In mentioning the real life experiment by Thaler and Benartzi earlier I noted the peculiar methodology applied in the field of behavioural economics where the trip from theory and experience is a two-way path that can start from both sides. Theories have been tested in many contexts through interviews and others means such as fMRI (functional magnetic resonance imaging). Behavioural economics is clearly a multidisciplinary field where economists, psychologists, neuroscientists and other specialists from the business side can work together to find models that can fit economic and social dynamics, define strategies and solutions to push policies (the environment is a rich field, for example), and find smart ways to distribute products.
In terms of insurance products, there has been research using field trials by various entities (FCA included) showing the impact of different forms of communications and questions posed to clients or potential clients in obtaining completely different answers and levels of disclosure.

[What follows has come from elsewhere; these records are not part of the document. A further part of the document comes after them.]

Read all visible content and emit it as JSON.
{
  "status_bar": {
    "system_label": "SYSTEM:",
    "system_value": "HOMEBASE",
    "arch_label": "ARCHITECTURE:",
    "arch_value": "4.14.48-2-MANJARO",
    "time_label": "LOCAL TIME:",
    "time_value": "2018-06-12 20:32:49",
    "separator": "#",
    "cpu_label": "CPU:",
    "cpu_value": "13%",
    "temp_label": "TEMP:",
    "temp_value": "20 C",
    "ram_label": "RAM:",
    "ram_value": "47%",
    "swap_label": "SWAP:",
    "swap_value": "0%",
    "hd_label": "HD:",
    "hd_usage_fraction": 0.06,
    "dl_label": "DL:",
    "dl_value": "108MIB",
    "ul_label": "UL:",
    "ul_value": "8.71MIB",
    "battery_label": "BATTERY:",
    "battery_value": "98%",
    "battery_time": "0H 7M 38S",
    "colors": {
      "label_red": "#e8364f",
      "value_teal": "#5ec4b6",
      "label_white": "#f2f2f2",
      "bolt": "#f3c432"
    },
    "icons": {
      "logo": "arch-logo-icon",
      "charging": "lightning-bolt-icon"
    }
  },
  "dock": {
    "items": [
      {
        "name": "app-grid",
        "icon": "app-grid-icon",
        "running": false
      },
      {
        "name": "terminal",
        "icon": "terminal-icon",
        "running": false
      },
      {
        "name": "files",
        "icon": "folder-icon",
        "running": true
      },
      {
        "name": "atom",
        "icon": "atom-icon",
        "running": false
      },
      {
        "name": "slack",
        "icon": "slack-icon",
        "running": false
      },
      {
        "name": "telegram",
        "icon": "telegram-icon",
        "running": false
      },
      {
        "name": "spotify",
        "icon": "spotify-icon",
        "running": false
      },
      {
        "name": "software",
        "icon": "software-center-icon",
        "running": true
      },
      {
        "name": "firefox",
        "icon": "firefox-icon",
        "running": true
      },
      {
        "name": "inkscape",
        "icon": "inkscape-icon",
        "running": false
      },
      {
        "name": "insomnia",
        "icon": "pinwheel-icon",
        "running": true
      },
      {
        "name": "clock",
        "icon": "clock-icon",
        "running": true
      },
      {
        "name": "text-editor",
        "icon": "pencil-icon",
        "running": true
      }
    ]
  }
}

The insurance world can contribute more in this field with the goal of making its interaction with customers more efficient and transparent. By improving our understanding of the human behaviour involved in making economic choices, we can not only improve the willingness to buy by removing some of the biases listed above (and also others not mentioned here), but also allow our companies to shape communication and messages that let our customers better understand the value of the products the insurance industry provides to this more and more complex society.